Cognitive Heterogeneity and Behavioral Biases in Multi-Stage Supply Chains: Evidence from LLM-Based Agent Simulations
Abstract
Modeling the cooperation and coordination of generative agents in complex, multi-round dynamic decision-making scenarios remains a central challenge for artificial intelligence and operations management. While traditional behavioral experiments in multi-stage supply chains have revealed how cognitive biases lead to systemic inefficiencies, such studies often face high costs, limited scalability, and difficulties controlling for individual heterogeneity. Recent advances in Large Language Models (LLMs) offer a scalable and reproducible alternative through agent-based simulations. In this paper, we introduce a novel experimental paradigm using agents powered by the DeepSeek and ChatGPT model series to simulate multi-stage supply chain management. Our study is grounded in a Hierarchical Reasoning framework, which informs our analysis of cognitive heterogeneity among agents. Through a series of replicated and statistically-validated simulations, we systematically vary agent sophistication across supply chain tiers to investigate the impact of this cognitive diversity on collective outcomes.
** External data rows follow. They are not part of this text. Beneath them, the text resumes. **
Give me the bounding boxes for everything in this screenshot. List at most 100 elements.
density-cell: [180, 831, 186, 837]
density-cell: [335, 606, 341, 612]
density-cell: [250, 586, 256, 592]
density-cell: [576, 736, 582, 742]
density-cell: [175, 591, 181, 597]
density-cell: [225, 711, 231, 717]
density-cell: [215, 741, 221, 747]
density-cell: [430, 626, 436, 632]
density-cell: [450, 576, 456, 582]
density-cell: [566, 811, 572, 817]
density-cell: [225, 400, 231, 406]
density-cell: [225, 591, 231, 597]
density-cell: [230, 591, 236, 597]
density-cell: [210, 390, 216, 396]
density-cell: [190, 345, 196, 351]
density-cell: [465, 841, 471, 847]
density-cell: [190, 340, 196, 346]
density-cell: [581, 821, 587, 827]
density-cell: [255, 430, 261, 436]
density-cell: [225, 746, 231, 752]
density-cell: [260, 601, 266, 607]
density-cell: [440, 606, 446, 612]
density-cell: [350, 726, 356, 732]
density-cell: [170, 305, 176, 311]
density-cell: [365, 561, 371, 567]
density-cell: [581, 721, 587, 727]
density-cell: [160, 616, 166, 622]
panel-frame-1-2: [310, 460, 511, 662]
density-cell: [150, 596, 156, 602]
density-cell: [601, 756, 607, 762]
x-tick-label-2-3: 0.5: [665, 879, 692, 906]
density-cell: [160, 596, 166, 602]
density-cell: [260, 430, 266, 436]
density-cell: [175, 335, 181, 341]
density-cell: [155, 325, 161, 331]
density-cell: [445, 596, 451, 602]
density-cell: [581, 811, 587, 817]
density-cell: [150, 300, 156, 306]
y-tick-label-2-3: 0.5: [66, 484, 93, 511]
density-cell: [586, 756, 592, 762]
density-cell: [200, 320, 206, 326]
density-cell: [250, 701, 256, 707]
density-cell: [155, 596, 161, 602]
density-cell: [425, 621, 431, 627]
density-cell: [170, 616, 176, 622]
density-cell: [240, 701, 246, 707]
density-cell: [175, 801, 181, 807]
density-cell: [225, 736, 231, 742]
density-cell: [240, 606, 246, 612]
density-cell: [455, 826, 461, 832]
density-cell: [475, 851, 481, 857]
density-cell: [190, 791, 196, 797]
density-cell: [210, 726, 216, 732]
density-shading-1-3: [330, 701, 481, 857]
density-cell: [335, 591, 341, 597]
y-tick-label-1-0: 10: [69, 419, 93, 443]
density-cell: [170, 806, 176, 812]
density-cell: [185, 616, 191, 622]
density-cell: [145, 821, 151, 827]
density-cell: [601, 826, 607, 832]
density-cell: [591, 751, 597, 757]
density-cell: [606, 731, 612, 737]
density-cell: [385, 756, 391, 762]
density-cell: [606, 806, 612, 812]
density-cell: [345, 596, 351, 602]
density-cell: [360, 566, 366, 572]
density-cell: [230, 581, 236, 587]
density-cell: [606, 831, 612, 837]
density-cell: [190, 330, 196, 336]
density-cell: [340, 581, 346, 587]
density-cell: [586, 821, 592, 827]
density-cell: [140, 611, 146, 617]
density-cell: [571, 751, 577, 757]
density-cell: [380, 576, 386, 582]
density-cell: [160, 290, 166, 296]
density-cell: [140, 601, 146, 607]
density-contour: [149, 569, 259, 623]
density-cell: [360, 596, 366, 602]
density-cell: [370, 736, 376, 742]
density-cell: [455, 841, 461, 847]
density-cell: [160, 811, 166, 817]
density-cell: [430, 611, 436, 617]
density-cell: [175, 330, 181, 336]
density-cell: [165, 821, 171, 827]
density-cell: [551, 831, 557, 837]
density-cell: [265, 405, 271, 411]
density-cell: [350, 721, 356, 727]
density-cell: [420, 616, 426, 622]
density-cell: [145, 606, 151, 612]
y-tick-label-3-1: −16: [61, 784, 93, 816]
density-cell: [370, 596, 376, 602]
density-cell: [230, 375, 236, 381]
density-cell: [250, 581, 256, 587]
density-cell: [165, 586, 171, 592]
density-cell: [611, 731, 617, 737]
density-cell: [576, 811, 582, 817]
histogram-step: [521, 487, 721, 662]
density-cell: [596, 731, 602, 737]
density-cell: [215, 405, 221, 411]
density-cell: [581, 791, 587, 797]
The results show that LLM agents can display myopic and self-interested behaviors, which intensify supply chain inefficiencies. We find, however, that information sharing serves as an effective intervention to mitigate these adverse effects. This work extends traditional behavioral research methods and provides new insights into the emergent dynamics of AI-enabled organizations. Our findings highlight both the promise and the limitations of using LLM-based agents to study complex human-like decision-making in supply chain contexts.